Proposed state legislation would make it legal for some students and faculty to carry handguns on college campuses as a “deterrent” against the wave of college shootings in Baton Rouge and nationwide.

State Rep. Ernest Wooten, R-Belle Chasse, is proposing the controversial bill that could arm more people on campuses from dormitories to classrooms.

“We’ve got a problem,” Wooten said, “and maybe it’ll be a deterrent if one of these disturbed persons or whackos thinks, ‘If I go in shooting, they may shoot back.’”

In the last few months, two international students at LSU were murdered in their on-campus apartment. Weeks later, a Louisiana Technical College student in Baton Rouge murdered two students in a classroom before killing herself.

The recent string of college murders nationwide began with the rampage murders of 33 Virginia Tech students last year.

State Commissioner of Higher Education Joseph Savoie said Wooten’s proposal is going in the wrong direction. There should be fewer guns at colleges, not more, Savoie said.

Too many young people are still emotional and immature when it comes to firearms, he said, noting that campuses have already beefed up security measures statewide.

“It doesn’t make a whole lot of sense to arm a bunch of excitable students,” Savoie said.

Wooten’s House Bill 199 would make it legal to carry licensed concealed handguns on all state colleges, from technical schools to universities.

Not only that, but the bill also would forbid colleges from enacting policies to limit the rights of gun owners from carrying concealed handguns on campuses.

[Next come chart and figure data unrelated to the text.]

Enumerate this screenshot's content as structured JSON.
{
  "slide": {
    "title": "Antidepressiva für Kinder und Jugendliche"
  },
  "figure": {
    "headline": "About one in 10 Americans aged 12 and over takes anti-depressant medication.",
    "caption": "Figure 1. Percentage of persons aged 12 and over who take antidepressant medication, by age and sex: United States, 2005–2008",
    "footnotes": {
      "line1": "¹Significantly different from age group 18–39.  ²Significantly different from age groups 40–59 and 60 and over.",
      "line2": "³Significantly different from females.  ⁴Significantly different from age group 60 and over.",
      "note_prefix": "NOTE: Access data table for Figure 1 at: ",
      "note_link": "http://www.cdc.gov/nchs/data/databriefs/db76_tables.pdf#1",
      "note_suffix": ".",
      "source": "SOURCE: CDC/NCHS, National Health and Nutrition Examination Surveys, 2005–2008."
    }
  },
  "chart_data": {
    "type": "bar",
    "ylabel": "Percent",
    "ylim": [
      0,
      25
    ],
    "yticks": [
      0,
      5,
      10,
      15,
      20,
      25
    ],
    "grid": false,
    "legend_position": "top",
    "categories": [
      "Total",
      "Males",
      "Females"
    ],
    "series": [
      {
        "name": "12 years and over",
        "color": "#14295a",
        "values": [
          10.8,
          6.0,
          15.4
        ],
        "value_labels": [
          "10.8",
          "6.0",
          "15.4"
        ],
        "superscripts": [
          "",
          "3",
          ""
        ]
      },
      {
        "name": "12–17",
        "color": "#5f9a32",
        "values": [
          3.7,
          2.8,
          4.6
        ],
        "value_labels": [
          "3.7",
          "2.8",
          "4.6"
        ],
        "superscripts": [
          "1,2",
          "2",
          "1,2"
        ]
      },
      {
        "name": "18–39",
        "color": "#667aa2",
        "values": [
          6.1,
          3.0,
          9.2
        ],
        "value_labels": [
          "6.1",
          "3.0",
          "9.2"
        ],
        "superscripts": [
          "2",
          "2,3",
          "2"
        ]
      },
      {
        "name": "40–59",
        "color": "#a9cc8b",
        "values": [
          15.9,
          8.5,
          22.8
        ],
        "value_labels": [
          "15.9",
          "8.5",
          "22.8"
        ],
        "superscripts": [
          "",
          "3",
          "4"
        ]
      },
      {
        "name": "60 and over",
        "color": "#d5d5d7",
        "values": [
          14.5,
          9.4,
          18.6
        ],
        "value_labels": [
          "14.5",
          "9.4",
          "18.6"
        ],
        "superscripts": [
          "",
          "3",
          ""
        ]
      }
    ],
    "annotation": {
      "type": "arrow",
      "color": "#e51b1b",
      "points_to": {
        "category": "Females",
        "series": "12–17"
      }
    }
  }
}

FOR. THE. LOVE. OF. GOD. I mean, really. Is there really anybody with half a brain who thinks that it would be a good thing to have a bunch of college kids packing heat?

Really?

Obviously, not all college kids are the same, and not all are excitable doofuses. On the other hand, if we can't always trust students to do something as simple as behave at football games -- or not drink themselves into oblivion long before their 21st birthdays -- isn't it pretty safe to assume it's probably not a good idea to arm a bunch of kids who still await maturation of the risk-aversion part of their brains?

College bars have double-drunk Tuesdays for a reason, people. It's called "getting rich."

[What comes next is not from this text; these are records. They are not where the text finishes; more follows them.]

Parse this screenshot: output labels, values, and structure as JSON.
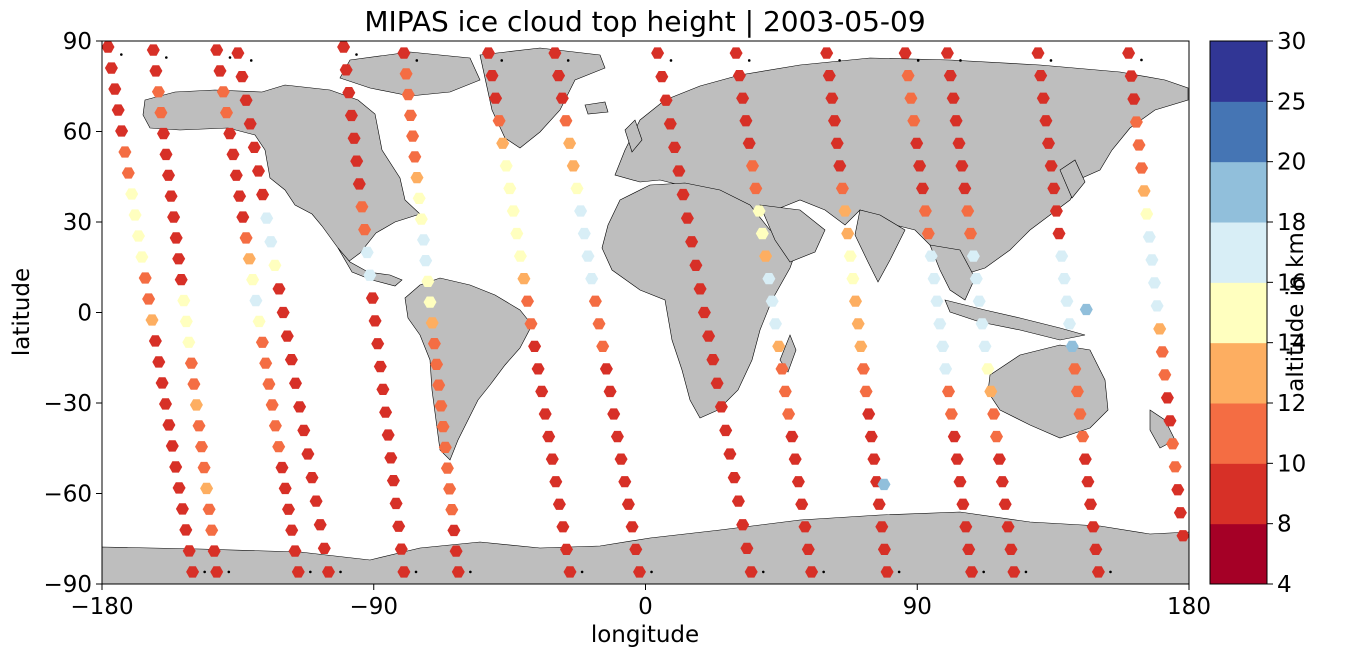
{
  "title": "MIPAS ice cloud top height | 2003-05-09",
  "map": {
    "xlabel": "longitude",
    "ylabel": "latitude",
    "xlim": [
      -180,
      180
    ],
    "ylim": [
      -90,
      90
    ],
    "xticks": [
      -180,
      -90,
      0,
      90,
      180
    ],
    "xtick_labels": [
      "−180",
      "−90",
      "0",
      "90",
      "180"
    ],
    "yticks": [
      90,
      60,
      30,
      0,
      -30,
      -60,
      -90
    ],
    "ytick_labels": [
      "90",
      "60",
      "30",
      "0",
      "−30",
      "−60",
      "−90"
    ],
    "land_color": "#bebebe",
    "ocean_color": "#ffffff",
    "coast_color": "#000000"
  },
  "colorbar": {
    "label": "altitude in km",
    "bounds": [
      4,
      8,
      10,
      12,
      14,
      16,
      18,
      20,
      25,
      30
    ],
    "tick_labels": [
      "4",
      "8",
      "10",
      "12",
      "14",
      "16",
      "18",
      "20",
      "25",
      "30"
    ],
    "colors": [
      "#a50026",
      "#d73027",
      "#f46d43",
      "#fdae61",
      "#ffffbf",
      "#d8eef6",
      "#91bfdb",
      "#4575b4",
      "#313695"
    ]
  },
  "chart_data": {
    "type": "scatter",
    "title": "MIPAS ice cloud top height | 2003-05-09",
    "xlabel": "longitude",
    "ylabel": "latitude",
    "xlim": [
      -180,
      180
    ],
    "ylim": [
      -90,
      90
    ],
    "value_label": "altitude in km",
    "tracks": [
      {
        "lon0": -178,
        "lat0": 88,
        "lon1": -150,
        "lat1": -86,
        "values": [
          8,
          8,
          8,
          8,
          8,
          11,
          11,
          15,
          15,
          15,
          15,
          11,
          11,
          13,
          8,
          8,
          8,
          8,
          8,
          8,
          8,
          8,
          8,
          8,
          8,
          8
        ]
      },
      {
        "lon0": -163,
        "lat0": 87,
        "lon1": -142,
        "lat1": -86,
        "values": [
          8,
          8,
          11,
          11,
          8,
          8,
          8,
          8,
          8,
          8,
          8,
          8,
          15,
          15,
          15,
          11,
          11,
          12,
          11,
          11,
          11,
          13,
          11,
          11,
          8,
          8
        ]
      },
      {
        "lon0": -142,
        "lat0": 87,
        "lon1": -115,
        "lat1": -86,
        "values": [
          8,
          8,
          11,
          11,
          8,
          8,
          8,
          8,
          8,
          11,
          13,
          15,
          17,
          15,
          11,
          11,
          11,
          11,
          11,
          11,
          8,
          8,
          8,
          8,
          8,
          8
        ]
      },
      {
        "lon0": -135,
        "lat0": 86,
        "lon1": -105,
        "lat1": -86,
        "values": [
          8,
          8,
          8,
          8,
          8,
          8,
          8,
          17,
          17,
          15,
          8,
          8,
          8,
          8,
          8,
          8,
          8,
          8,
          8,
          8,
          8,
          8,
          8
        ]
      },
      {
        "lon0": -100,
        "lat0": 88,
        "lon1": -80,
        "lat1": -86,
        "values": [
          8,
          8,
          8,
          8,
          8,
          8,
          8,
          11,
          11,
          17,
          17,
          8,
          8,
          8,
          8,
          8,
          8,
          8,
          8,
          8,
          8,
          8,
          8,
          8
        ]
      },
      {
        "lon0": -80,
        "lat0": 86,
        "lon1": -62,
        "lat1": -86,
        "values": [
          8,
          11,
          11,
          11,
          11,
          11,
          13,
          15,
          15,
          17,
          17,
          15,
          15,
          13,
          11,
          11,
          11,
          11,
          11,
          11,
          11,
          11,
          11,
          8,
          8,
          8
        ]
      },
      {
        "lon0": -52,
        "lat0": 86,
        "lon1": -25,
        "lat1": -86,
        "values": [
          8,
          8,
          8,
          11,
          13,
          15,
          15,
          15,
          15,
          15,
          13,
          11,
          11,
          8,
          8,
          8,
          8,
          8,
          8,
          8,
          8,
          8,
          8,
          8
        ]
      },
      {
        "lon0": -30,
        "lat0": 86,
        "lon1": -2,
        "lat1": -86,
        "values": [
          8,
          8,
          8,
          11,
          13,
          13,
          15,
          17,
          17,
          17,
          17,
          11,
          11,
          11,
          8,
          8,
          8,
          8,
          8,
          8,
          8,
          8,
          8,
          8
        ]
      },
      {
        "lon0": 4,
        "lat0": 86,
        "lon1": 35,
        "lat1": -86,
        "values": [
          8,
          8,
          8,
          8,
          8,
          8,
          8,
          8,
          8,
          8,
          8,
          8,
          8,
          9,
          8,
          8,
          8,
          8,
          8,
          8,
          8,
          8,
          8
        ]
      },
      {
        "lon0": 30,
        "lat0": 86,
        "lon1": 55,
        "lat1": -86,
        "values": [
          8,
          8,
          8,
          8,
          8,
          11,
          11,
          15,
          15,
          13,
          17,
          17,
          17,
          13,
          11,
          11,
          11,
          9,
          9,
          9,
          8,
          8,
          8,
          8
        ]
      },
      {
        "lon0": 60,
        "lat0": 86,
        "lon1": 80,
        "lat1": -86,
        "values": [
          8,
          8,
          8,
          8,
          8,
          8,
          11,
          13,
          13,
          15,
          15,
          13,
          13,
          13,
          11,
          11,
          8,
          8,
          8,
          8,
          8,
          8,
          8,
          8
        ]
      },
      {
        "lon0": 86,
        "lat0": 86,
        "lon1": 108,
        "lat1": -86,
        "values": [
          8,
          11,
          11,
          11,
          8,
          8,
          8,
          11,
          11,
          17,
          17,
          17,
          17,
          17,
          17,
          11,
          11,
          9,
          9,
          8,
          8,
          8,
          8,
          8
        ]
      },
      {
        "lon0": 100,
        "lat0": 86,
        "lon1": 122,
        "lat1": -86,
        "values": [
          8,
          8,
          8,
          8,
          8,
          8,
          8,
          11,
          11,
          17,
          17,
          17,
          17,
          17,
          15,
          13,
          11,
          11,
          9,
          9,
          8,
          8,
          8,
          8
        ]
      },
      {
        "lon0": 130,
        "lat0": 86,
        "lon1": 150,
        "lat1": -86,
        "values": [
          8,
          8,
          8,
          8,
          8,
          8,
          8,
          8,
          8,
          17,
          17,
          17,
          17,
          19,
          11,
          11,
          11,
          11,
          9,
          9,
          8,
          8,
          8,
          8
        ]
      },
      {
        "lon0": 160,
        "lat0": 86,
        "lon1": 178,
        "lat1": -74,
        "values": [
          8,
          8,
          8,
          11,
          11,
          11,
          13,
          15,
          17,
          17,
          17,
          17,
          13,
          11,
          11,
          9,
          9,
          11,
          11,
          9,
          8,
          8
        ]
      }
    ],
    "single_points": [
      {
        "lon": 79,
        "lat": -57,
        "value": 19
      },
      {
        "lon": 146,
        "lat": 1,
        "value": 19
      }
    ],
    "no_cloud_marker": "black dot"
  }
}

Can't wait until all the boys from Kappa Tappa Kegga -- armed to the teeth, because it's the "cool" thing to be -- stream out of Friday-afternoon classes and into a Friday-night alcoholic haze. Maybe if Rep. Wooten is lucky, one of them will accidentally shoot and kill America's Next Campus Shooter.

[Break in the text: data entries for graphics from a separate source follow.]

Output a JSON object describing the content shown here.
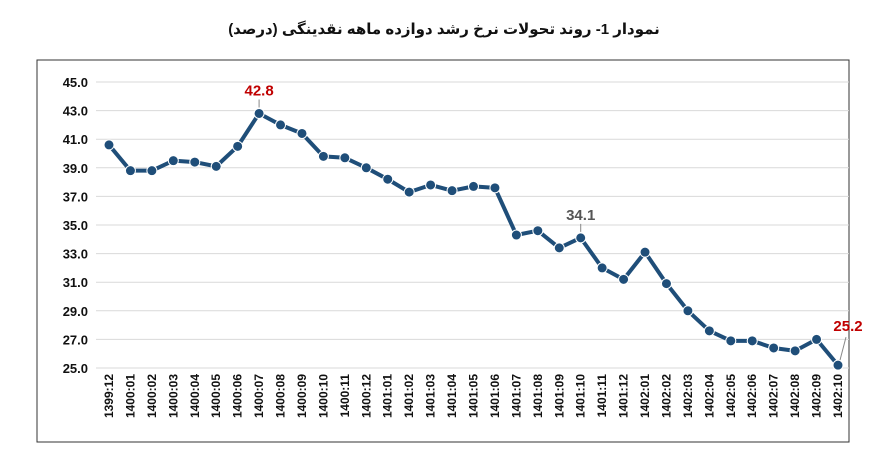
{
  "chart_data": {
    "type": "line",
    "title": "نمودار 1- روند تحولات نرخ رشد دوازده ماهه نقدینگی (درصد)",
    "xlabel": "",
    "ylabel": "",
    "ylim": [
      25.0,
      45.0
    ],
    "y_ticks": [
      "25.0",
      "27.0",
      "29.0",
      "31.0",
      "33.0",
      "35.0",
      "37.0",
      "39.0",
      "41.0",
      "43.0",
      "45.0"
    ],
    "grid": true,
    "categories": [
      "1399:12",
      "1400:01",
      "1400:02",
      "1400:03",
      "1400:04",
      "1400:05",
      "1400:06",
      "1400:07",
      "1400:08",
      "1400:09",
      "1400:10",
      "1400:11",
      "1400:12",
      "1401:01",
      "1401:02",
      "1401:03",
      "1401:04",
      "1401:05",
      "1401:06",
      "1401:07",
      "1401:08",
      "1401:09",
      "1401:10",
      "1401:11",
      "1401:12",
      "1402:01",
      "1402:02",
      "1402:03",
      "1402:04",
      "1402:05",
      "1402:06",
      "1402:07",
      "1402:08",
      "1402:09",
      "1402:10"
    ],
    "series": [
      {
        "color": "#1f4e79",
        "values": [
          40.6,
          38.8,
          38.8,
          39.5,
          39.4,
          39.1,
          40.5,
          42.8,
          42.0,
          41.4,
          39.8,
          39.7,
          39.0,
          38.2,
          37.3,
          37.8,
          37.4,
          37.7,
          37.6,
          34.3,
          34.6,
          33.4,
          34.1,
          32.0,
          31.2,
          33.1,
          30.9,
          29.0,
          27.6,
          26.9,
          26.9,
          26.4,
          26.2,
          27.0,
          25.2
        ]
      }
    ],
    "annotations": [
      {
        "index": 7,
        "text": "42.8",
        "color": "#c00000"
      },
      {
        "index": 22,
        "text": "34.1",
        "color": "#555555"
      },
      {
        "index": 34,
        "text": "25.2",
        "color": "#c00000"
      }
    ]
  }
}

Or maybe they'll just kill some poor Phi Beta Kappa as they show off their chrome-plated manhood while trying to impress some girl.

Oh, and while I'm thinking of it: Wooten thinks pistol-packing collegians would be a "deterrent" to the next Seung-Hui Cho.

“We’ve got a problem,” Wooten said in The Advocate story, “and maybe it’ll be a deterrent if one of these disturbed persons or whackos thinks, ‘If I go in shooting, they may shoot back.’”

Uhhhhhh . . . why would that be, when all the recent campus shooters ended their rampages by putting a bullet IN THEIR OWN HEADS? For future reference, the threat of death is no deterrent to suicidal whackos.

The key word being "whacko" . . . or "suicidal" -- take your pick.

Unfortunately, neither is stupidity a deterrent for some people seeking public office . . . or the voters who put them there. It really doesn't take a MENSA candidate to figure out that if you want more armed people on campus to deal with crazed killers, you hire more campus cops.

It's as simple as that. Unless you're paid to make the laws.